少女の遺体を載せた救急車がサイレンを鳴らしながら遠ざかるのを見送りながら、黒いフードを目深に被った男はポケットから携帯電話を取り出し、雇い主に電話した。
“もしもし?”
「わたしです。獲物は仕留め損ねました。」
一瞬、向こうが沈黙したのがわかった。
“そうか・・お前という奴が獲物を仕留め損なうなど、珍しいな。”
「申し訳ございません。獲物は金髪蒼眼だと聞いたものでして・・」
“言い訳は聞きたくない。いいかネロ、必ずや皇太子を殺せ。奴はお前の近くにいることを忘れるな。”
「わかりました、ボス。」
男は携帯を閉じ、ポケットから獲物の写真を取り出した。
そこには男の雇い主の部下が隠し撮りした制服姿の聖良が映っていた。
(必ずこの手で仕留めてやるぞ、皇太子・・)
空が徐々に白み始め、朝が来ようとしていた。
「ん・・」
カーテン越しに伝わる太陽の光で、聖良はゆっくりとベッドの中で起き上がった。
久しぶりの夜勤で身体のあちこちが痛い。
やっぱりもう年なのかと思いながら、聖良はコーヒーメーカーのスイッチを入れた。
コーヒーを淹れている間に簡単な朝食を作りながらテレビを見ていると、昨夜銀座の交差点で女性がトラックに撥ねられて死亡したというニュースがやっていた。

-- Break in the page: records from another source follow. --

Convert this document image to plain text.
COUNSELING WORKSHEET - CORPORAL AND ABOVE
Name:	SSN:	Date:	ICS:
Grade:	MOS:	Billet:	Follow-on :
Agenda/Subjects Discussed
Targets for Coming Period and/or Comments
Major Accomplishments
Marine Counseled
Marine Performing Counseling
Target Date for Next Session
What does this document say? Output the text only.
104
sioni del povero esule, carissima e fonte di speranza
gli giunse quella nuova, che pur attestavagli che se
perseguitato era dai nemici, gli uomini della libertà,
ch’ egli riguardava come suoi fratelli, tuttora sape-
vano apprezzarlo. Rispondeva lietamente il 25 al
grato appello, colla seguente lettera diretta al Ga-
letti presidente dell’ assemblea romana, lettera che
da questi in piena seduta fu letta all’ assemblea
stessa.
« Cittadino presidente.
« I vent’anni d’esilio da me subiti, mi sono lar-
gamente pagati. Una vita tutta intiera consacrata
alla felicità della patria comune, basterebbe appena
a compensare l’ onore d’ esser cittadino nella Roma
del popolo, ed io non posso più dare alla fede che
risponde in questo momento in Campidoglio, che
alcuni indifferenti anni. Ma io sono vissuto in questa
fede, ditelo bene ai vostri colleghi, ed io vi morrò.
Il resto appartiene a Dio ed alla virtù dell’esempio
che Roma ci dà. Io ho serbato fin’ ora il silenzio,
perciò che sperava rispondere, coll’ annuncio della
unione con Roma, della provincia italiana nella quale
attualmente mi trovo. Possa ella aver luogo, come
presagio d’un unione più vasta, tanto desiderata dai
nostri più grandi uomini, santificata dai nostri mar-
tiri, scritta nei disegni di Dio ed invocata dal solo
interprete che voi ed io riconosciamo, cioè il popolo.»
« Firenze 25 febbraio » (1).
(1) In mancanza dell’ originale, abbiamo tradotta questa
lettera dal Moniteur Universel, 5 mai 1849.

“死亡したのは東京都内の高校に通う西崎歌奈さん・・”
キャスターのナレーションと共に画面に少女の写真が映し出された。
聖良はその写真を見て愕然とした。
そこには昨夜、自分にカッターナイフで斬りつけた少女が映っていた。
(彼女が・・死んだ?築地署を出た後に・・一体彼女に何が・・)
作り終えた朝食をテーブルに置きながら、聖良は画面に映し出された少女の写真を食い入るように見つめていた。
「マジかよ・・」
その頃、新宿歌舞伎町に近いマンションの一室で、裕樹もそのニュースを見ていた。
歌奈とは遊びのつもりで付き合ったつもりだった。
だが彼女は本気で自分の事を愛していて、黒かった髪を金髪に染め、ブルーのカラコンを付け、外見だけは聖良に似せようと頑張っていた。
しかし一度歌奈から離れてしまった心を彼女は繋ぎ止めることはできず、裕樹は歌奈が次第に鬱陶しくなり、一方的に別れを切り出した。
その結果歌奈は聖良を襲い、警察署を出た帰りに命を落とした。
(馬鹿な女だ。俺が遊びで付き合ってたのに、マジになりやがって・・)
産まれた時から親に蔑ろにされ、その存在を常に否定され続けてきた裕樹にとって、自分の家庭を持つことなど露ほどにも思ってはいなかった。
よく親から虐待された子どもはそれを反面教師にして生きるというが、それは一部の人間だけで、大半は親にされたように自分の子どもを虐待する方が多い。
自分もその人間の1人だということを、裕樹はわかっていた。
幸せな家庭など自分に作れるはずがない。だから歌奈から妊娠を告げられた時には戸惑いと怒りしかなかった。それか、歌奈が自分とヨリを戻したくて嘘を吐いているのではないか、という疑念しか湧かなかった。
産まれてくる命への喜びなど、一切なかった。
「俺はまともな人間じゃねぇんだから、親になんかなれやしねぇ・・」
裕樹は乾いた笑い声を上げながら、コーヒーを飲んだ。
その時頬に冷たいものが流れているのを感じた。
それが自分の涙だと気付いた時、こんな冷血な自分でも元カノの死を悼む涙を流すことができるのかと、裕樹は思った。
(俺はあいつのこと何とも思っちゃいなかったってのに・・あいつの死を悲しむことはできるなんてな・・おかしいよな・・)
裕樹は自嘲の笑みを浮かべ、炎天下の街へと出かけて行った。
その頃非番の聖良は電車を乗り継ぎ、あるところへと向かっていた。
「久しぶりだな・・ここに帰って来るの。」
煉瓦造りのカトリック教会の前には“白百合の家”という表札があった。